Rich Countries Do Poorly on New Environment-Economy Index
VANCOUVER, Canada, February 21, 2012 (ENS) – High-income countries are some of the least healthy and many low-income countries are in better shape, according to a newly created measuring stick – the Eco2 Index – that uses both ecological and economic security as criteria to determine the overall health of 152 countries.
The top five performing countries are Bolivia, Angola, Namibia, Paraguay, and Argentina, while the bottom five performers are Jordan, South Korea, Israel, Kuwait, and Singapore.
Singapore ranked lowest on the Eco2 Index. (Photo by Stephen Cochrane)
Many high-income countries such as Japan, the United States, several European nations and the oil-rich Middle East, performed the worst due to high ecological deficits.
Canada, Australia, parts of southwestern Africa and South America were among the top performers due to large ecological surpluses. South American countries performed well, offering future generations financial, food, water, and energy security.
Using data collected between 1997 and 2007, researchers from the University of British Columbia Fisheries Centre and the Global Footprint Network created the Eco2 Index.
Rashid Sumaila (Photo by Tessa Vanderkop/UBC)
They presented their findings Monday at the annual meeting of the American Association for the Advancement of Science at the Vancouver Convention Center before scientists, educators and journalists from 50 nations.
“We hear that countries are suffering financially every day in the news,” said lead scientist on the project, Rashid Sumaila, director of the UBC Fisheries Centre, “but that only tells half the story. Piling up ecological deficits is just as concerning as piling up financial deficits. Both have consequences for future generations.”
Economic figures for the Eco2 Index come from the World Bank and take into account financial deficits, national debt and Gross Domestic Product.
A view of the Bolivian rainforest (Photo by Allison Shawn Conely)
Ecological figures come from the Global Footprint Network, a nine-year-old sustainability think tank headquartered in Oakland, California, They measure resource consumption and waste produced by a country in comparison to its carrying capacity as expressed in locally available resources such as agricultural land and energy.
Globally, over the course of the decade, the Eco2 Index shows that scores fell steadily, caused by growing ecological deficits in many countries.
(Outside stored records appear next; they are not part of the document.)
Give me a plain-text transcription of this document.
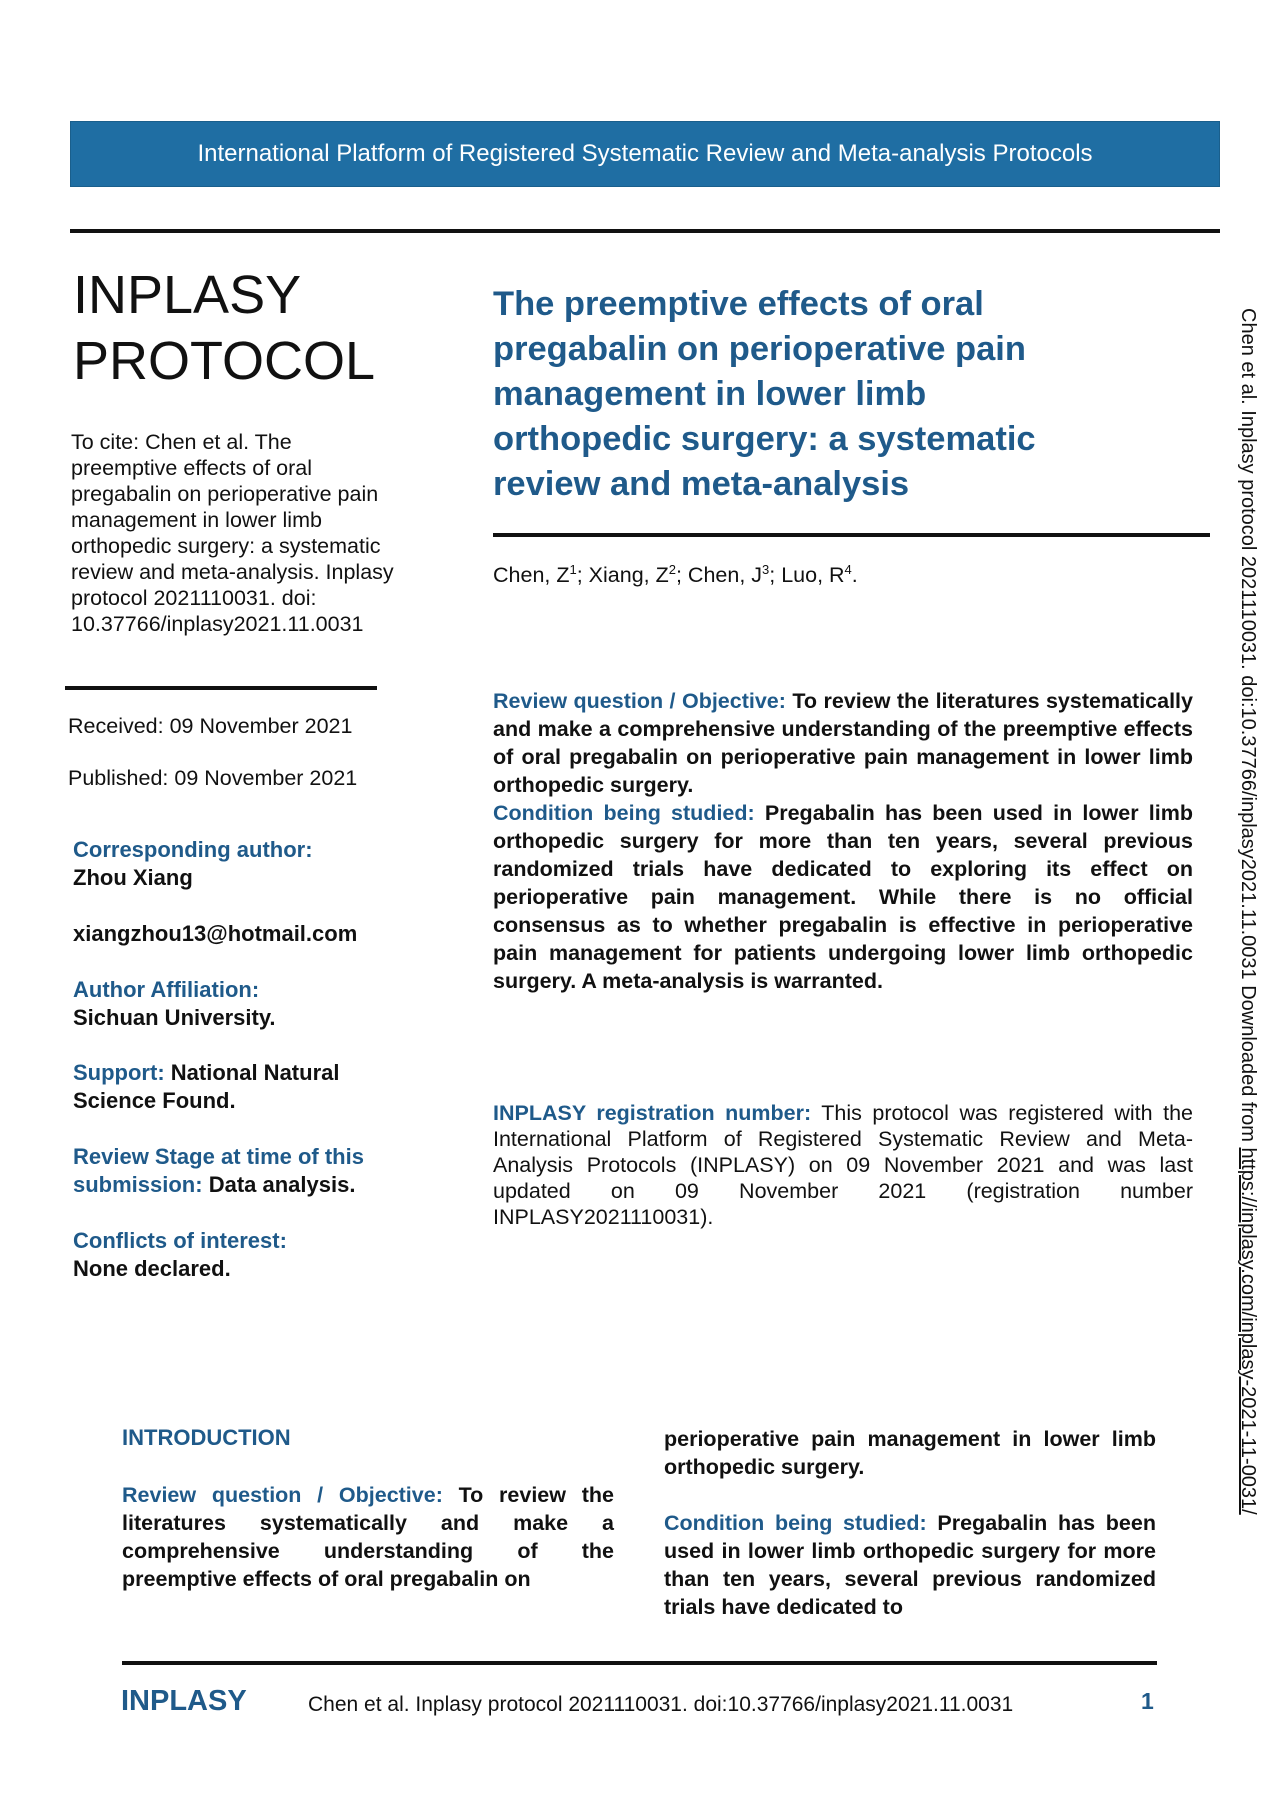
International Platform of Registered Systematic Review and Meta-analysis Protocols
INPLASY
PROTOCOL
To cite: Chen et al. The preemptive effects of oral pregabalin on perioperative pain management in lower limb orthopedic surgery: a systematic review and meta-analysis. Inplasy protocol 2021110031. doi: 10.37766/inplasy2021.11.0031
Received: 09 November 2021
Published: 09 November 2021
Corresponding author:
Zhou Xiang
xiangzhou13@hotmail.com
Author Affiliation:
Sichuan University.
Support: National Natural Science Found.
Review Stage at time of this submission: Data analysis.
Conflicts of interest:
None declared.
The preemptive effects of oral pregabalin on perioperative pain management in lower limb orthopedic surgery: a systematic review and meta-analysis
Chen, $Z^1$; Xiang, $Z^2$; Chen, $J^3$; Luo, $R^4$.
Review question / Objective: To review the literatures systematically and make a comprehensive understanding of the preemptive effects of oral pregabalin on perioperative pain management in lower limb orthopedic surgery.
Condition being studied: Pregabalin has been used in lower limb orthopedic surgery for more than ten years, several previous randomized trials have dedicated to exploring its effect on perioperative pain management. While there is no official consensus as to whether pregabalin is effective in perioperative pain management for patients undergoing lower limb orthopedic surgery. A meta-analysis is warranted.
INPLASY registration number: This protocol was registered with the International Platform of Registered Systematic Review and Meta-Analysis Protocols (INPLASY) on 09 November 2021 and was last updated on 09 November 2021 (registration number INPLASY2021110031).
Chen et al. Inplasy protocol 2021110031. doi:10.37766/inplasy2021.11.0031 Downloaded from https://inplasy.com/inplasy-2021-11-0031/
INTRODUCTION
Review question / Objective: To review the literatures systematically and make a comprehensive understanding of the preemptive effects of oral pregabalin on
perioperative pain management in lower limb orthopedic surgery.
Condition being studied: Pregabalin has been used in lower limb orthopedic surgery for more than ten years, several previous randomized trials have dedicated to
INPLASY	Chen et al. Inplasy protocol 2021110031. doi:10.37766/inplasy2021.11.0031	1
Singapore, a country that looks good economically, ranked last out of the 152 countries sampled. Despite recording a surplus of 28 percent of GDP in 2007, “its ecological deficits are the worst in the world,” says Sumaila.
Sumaila says low and middle-income countries now are following the lead of high-income nations, liquidating their ecological and economic capital in favor of higher short-term consumption.
“Our actions today may have even greater consequences later on,” Sumaila said. “The Eco2 Index should help countries in planning for the future – they can use this information to identify what they need to work on, whether that’s financial or ecological productivity.
Susan Burns, Global Footprint Network’s senior vice president and co-founder, said in January, “The world now finds itself at a defining moment where ecological constraints are ever more critical as we seek to secure people’s well-being.”